En réponse, des réfrigérateurs communautaires gratuits ont fait leur apparition au 366 Center St. à Jamaica Plain et à Dorchester, et d’autres sont prévus à Allston, Roslindale, Somerville et Cambridge dans les prochaines semaines. Un réseau de dizaines de bénévoles de toute la région, dont la plupart sont connectés par le biais des médias sociaux, et qui partagent les mêmes convictions, est depuis quelques mois en liaison via l’application de chat Signal, alors que le projet pour les réfrigérateurs se concrétisait.

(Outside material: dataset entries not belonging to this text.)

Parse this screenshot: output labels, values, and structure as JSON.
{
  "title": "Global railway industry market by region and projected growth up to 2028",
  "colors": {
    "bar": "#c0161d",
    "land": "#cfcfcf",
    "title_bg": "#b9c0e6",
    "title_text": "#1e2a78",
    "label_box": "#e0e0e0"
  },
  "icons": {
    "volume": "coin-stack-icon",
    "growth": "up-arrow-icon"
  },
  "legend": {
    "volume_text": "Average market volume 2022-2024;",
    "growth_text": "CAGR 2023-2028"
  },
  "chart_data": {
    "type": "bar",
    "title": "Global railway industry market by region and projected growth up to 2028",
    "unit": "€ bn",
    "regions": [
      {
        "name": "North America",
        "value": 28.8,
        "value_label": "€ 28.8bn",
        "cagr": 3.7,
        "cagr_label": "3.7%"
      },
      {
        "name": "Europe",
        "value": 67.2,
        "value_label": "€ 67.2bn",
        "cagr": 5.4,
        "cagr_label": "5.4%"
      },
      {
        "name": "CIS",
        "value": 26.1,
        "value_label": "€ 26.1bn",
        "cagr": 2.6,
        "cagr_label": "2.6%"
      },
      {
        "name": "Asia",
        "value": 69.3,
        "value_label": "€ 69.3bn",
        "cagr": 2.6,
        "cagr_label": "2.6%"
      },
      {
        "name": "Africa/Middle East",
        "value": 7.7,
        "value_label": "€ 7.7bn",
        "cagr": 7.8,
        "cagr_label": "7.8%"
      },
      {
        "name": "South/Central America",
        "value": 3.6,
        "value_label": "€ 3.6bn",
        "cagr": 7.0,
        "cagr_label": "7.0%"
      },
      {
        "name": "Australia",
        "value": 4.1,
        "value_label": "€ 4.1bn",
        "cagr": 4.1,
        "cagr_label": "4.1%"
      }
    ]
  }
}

« Nous avons vraiment saisi cela comme une chance pour nous manifester auprès de notre communauté, mettre en valeur notre humanité commune et subvenir aux besoins des personnes qui ont vraiment besoin d’aide », a déclaré Mike Murphy, l’un des bénévoles qui ont aidé à organiser le réfrigérateur de Dorchester.

Mercredi matin, Nicole Foy a apporté un sac en papier kraft rempli de pommes, d’oranges et d’autres produits d’épicerie qu’elle venait d’acheter chez Trader Joe’s jusqu’à un petit bâtiment en forme de hangar à Fields Corner. À l’intérieur se trouvait un réfrigérateur blanc et plusieurs étagères de garde-manger pleines de pots de beurre de cacahuètes ainsi que de boîtes de thon et haricots. Sur son épaule, Foy portait un cabas de couleur jaune faisant figurer le slogan : « La nourriture est un droit, pas un privilège ».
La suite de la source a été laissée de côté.